[RESOLVED] Win2008R2 SP1: STOP 0xAB with tag Gdbr (nt!MiCheckSessionPoolAllocations+0x13f)

Status: Resolved

Update 121122: Finally! After many rounds of instrumentation we nailed this nasty bug as well! :D It's now resolved in KB2786447, to be released in January 2013 (REL13-01).

Update 120417: We currently have a new round of instrumentation running... fingers crossed!
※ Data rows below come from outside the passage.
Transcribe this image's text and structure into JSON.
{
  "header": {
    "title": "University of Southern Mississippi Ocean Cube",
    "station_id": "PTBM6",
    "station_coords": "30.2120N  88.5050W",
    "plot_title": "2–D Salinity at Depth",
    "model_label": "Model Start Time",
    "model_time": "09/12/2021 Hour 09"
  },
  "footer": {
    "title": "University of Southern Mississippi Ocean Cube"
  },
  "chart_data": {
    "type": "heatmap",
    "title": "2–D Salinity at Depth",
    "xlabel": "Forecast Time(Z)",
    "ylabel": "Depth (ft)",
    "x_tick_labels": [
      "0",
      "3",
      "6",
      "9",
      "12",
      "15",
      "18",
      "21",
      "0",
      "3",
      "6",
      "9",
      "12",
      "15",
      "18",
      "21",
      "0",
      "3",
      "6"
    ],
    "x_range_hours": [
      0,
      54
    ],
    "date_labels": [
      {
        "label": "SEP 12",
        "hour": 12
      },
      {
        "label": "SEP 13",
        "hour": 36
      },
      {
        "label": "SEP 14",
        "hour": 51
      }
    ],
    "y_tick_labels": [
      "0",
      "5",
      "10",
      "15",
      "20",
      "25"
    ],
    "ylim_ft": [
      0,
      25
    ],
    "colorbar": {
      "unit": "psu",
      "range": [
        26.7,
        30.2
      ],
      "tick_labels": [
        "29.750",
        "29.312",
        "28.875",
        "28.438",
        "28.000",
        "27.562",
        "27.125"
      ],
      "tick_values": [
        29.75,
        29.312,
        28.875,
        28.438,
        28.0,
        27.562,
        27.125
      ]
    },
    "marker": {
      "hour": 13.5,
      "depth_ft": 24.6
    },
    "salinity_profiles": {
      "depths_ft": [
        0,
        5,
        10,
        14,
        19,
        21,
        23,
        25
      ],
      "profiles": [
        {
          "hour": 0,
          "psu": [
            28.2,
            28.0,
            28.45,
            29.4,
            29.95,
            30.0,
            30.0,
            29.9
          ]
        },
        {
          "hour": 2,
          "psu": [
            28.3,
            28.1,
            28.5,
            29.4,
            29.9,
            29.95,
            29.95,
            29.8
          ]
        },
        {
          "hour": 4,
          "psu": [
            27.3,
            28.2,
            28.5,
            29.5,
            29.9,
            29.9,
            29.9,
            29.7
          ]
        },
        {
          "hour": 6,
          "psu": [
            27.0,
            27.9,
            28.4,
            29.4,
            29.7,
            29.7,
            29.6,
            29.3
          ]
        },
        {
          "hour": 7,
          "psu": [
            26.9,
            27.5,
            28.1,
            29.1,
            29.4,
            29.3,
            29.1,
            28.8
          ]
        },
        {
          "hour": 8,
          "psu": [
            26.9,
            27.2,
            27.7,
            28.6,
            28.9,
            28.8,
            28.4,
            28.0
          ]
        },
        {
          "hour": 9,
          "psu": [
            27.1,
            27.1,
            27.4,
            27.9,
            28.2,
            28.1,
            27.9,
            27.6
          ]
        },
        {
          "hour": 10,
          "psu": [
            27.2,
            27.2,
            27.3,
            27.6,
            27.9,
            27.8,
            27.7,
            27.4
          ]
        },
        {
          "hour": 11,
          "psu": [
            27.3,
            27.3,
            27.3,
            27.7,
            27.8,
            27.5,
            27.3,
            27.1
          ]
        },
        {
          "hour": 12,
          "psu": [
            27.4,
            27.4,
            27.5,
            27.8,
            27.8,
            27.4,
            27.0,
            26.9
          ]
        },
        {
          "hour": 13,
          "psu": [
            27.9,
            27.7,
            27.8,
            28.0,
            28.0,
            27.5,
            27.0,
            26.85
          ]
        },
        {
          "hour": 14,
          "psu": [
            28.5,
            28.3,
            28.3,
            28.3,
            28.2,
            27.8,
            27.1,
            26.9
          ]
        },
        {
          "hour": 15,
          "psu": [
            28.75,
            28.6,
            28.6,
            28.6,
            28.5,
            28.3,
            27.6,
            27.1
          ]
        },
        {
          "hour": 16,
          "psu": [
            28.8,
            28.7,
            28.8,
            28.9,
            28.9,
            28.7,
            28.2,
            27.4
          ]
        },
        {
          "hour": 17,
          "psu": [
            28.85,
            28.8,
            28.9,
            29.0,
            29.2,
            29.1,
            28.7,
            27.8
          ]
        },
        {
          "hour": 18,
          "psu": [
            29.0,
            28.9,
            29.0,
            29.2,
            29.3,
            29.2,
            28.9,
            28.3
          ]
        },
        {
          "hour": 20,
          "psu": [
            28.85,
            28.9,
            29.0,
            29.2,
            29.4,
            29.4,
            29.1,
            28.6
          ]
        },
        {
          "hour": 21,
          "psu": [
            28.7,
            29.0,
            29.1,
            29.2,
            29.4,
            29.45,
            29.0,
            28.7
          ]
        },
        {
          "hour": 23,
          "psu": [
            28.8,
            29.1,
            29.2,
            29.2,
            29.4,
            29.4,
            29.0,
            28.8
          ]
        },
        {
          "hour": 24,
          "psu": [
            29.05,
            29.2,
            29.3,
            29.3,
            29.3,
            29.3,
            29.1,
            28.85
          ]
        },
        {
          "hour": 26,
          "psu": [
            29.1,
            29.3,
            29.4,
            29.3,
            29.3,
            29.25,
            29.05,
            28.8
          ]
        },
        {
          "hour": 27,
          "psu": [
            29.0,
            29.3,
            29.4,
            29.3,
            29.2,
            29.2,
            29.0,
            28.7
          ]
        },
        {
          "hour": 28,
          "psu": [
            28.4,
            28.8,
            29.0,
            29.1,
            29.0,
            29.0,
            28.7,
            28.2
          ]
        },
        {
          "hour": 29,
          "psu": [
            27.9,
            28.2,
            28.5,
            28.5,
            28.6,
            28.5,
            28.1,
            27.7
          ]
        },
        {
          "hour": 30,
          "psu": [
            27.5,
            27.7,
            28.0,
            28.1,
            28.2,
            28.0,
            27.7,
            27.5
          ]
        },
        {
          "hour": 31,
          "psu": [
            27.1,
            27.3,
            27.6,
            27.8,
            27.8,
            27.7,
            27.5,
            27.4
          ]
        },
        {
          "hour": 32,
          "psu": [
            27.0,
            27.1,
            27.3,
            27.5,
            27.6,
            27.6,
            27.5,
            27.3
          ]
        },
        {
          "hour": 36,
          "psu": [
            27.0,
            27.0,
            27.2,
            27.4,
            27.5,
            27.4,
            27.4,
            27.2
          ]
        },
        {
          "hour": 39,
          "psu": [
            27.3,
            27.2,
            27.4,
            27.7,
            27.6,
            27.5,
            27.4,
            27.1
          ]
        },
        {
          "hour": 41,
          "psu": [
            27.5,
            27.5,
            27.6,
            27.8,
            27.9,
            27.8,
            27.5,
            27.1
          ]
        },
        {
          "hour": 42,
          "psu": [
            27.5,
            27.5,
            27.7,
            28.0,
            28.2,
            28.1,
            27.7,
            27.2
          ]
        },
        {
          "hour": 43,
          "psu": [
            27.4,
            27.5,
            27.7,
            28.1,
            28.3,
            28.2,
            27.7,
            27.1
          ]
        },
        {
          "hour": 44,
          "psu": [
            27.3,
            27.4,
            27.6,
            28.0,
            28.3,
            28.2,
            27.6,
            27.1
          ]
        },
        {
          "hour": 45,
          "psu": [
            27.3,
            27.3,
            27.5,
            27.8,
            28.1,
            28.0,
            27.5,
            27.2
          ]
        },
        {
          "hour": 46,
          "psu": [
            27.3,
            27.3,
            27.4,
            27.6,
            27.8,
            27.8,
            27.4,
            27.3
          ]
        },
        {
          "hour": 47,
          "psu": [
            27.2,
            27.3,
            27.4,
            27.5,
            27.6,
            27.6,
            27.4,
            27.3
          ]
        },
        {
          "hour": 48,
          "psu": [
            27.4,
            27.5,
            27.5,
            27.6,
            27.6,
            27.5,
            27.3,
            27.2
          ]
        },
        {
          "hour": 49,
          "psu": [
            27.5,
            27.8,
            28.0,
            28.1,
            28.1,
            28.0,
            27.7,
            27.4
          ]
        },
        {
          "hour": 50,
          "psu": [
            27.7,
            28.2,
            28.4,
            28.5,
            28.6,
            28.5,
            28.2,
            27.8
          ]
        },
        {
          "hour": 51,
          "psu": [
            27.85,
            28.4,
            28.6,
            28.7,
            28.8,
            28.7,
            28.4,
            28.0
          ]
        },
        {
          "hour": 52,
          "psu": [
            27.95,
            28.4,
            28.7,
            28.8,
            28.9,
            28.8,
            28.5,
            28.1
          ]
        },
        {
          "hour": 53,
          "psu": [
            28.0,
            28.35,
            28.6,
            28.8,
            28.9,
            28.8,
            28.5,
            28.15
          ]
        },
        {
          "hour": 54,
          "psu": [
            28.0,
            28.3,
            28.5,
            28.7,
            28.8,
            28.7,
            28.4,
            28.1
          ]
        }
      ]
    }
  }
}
Update 120323: After opening an RFC for this we got new dumps with instrumentation, showing us the following call stack related to the Gdbr allocation that's causing the STOP 0xAB:

fffff900`c2766a08 fffff960`0004b78f win32k!AllocAndTrackPool+0x103
fffff900`c2766a10 fffff960`00131a88 win32k!BRUSHOBJ_pvAllocRbrush+0x6c
fffff900`c2766a18 fffff960`00abb8c0 vdtw30!DrvTw2RealizeBrush+0x520
fffff900`c2766a20 fffff960`00ab713d vdtw30!DrvRealizeBrush+0x6d
fffff900`c2766a28 fffff960`001329bc win32k!bGetRealizedBrush+0xae4
fffff900`c2766a30 fffff960`00131c71 win32k!BRUSHOBJ_pvGetRbrush+0x2d
fffff900`c2766a38 fffff960`00ab9b01 vdtw30!Tw2QueueBitBlt+0x581
fffff900`c2766a40 fffff960`00ac73b3 vdtw30!DrvTw2BitBlt+0x513
fffff900`c2766a48 fffff960`00ab80ed vdtw30!DrvBitBlt+0x10d
fffff900`c2766a50 fffff960`0025478b win32k!OffBitBlt+0x127
fffff900`c2766a58 fffff960`00ad67a9 vdtw30!DrawFrame+0xd69 

On Monday Engineering will continue research on this...

 

Since a few days I am working on two STOP 0xABs, where the leaking tag is Gdbr, as identified from the !poolused 8 output.

Stack:

 # Child-SP RetAddr Call Site
00 fffff880`14940ac8 fffff800`01e2734f nt!KeBugCheckEx
01 fffff880`14940ad0 fffff800`01cc48c7 nt!MiCheckSessionPoolAllocations+0x13f
02 fffff880`14940b10 fffff800`01dc2ab5 nt!MiDereferenceSessionFinal+0x137
03 fffff880`14940bb0 fffff800`01a56b10 nt!MiDereferenceSession+0x85f75
04 fffff880`14940be0 fffff800`01d5ab1a nt!MmCleanProcessAddressSpace+0x610
05 fffff880`14940c30 fffff800`01d5aeed nt!PspExitThread+0x56a
06 fffff880`14940d30 fffff800`01a765e6 nt!PspTerminateThreadByPointer+0x4d
07 fffff880`14940d80 00000000`00000000 nt!KxStartSystemThread+0x16

12: kd> !poolused 8
.
 Sorting by Session Tag

               NonPaged Paged
 Tag Allocs Used Allocs Used

 Gdbr 0 0 2 920 Gdi driver brush realization
 Pool 1 4096 0 0 Pool tables, etc.

TOTAL 1 4096 2 920

Both customers are running an instrumented win32k.sys currently, to track down the root cause of the leak. Stay tuned and let me know when your machine hits this too!

Comments

  • Anonymous
    March 27, 2012
    call stacks with vdtw30 are always good to keep an eye on. :) I will see if any of my customers experience this issue ....

  • Anonymous
    April 05, 2012
    Thanks, keep me posted Christoph! :)

  • Anonymous
    May 26, 2012
    I like the work you are doing here!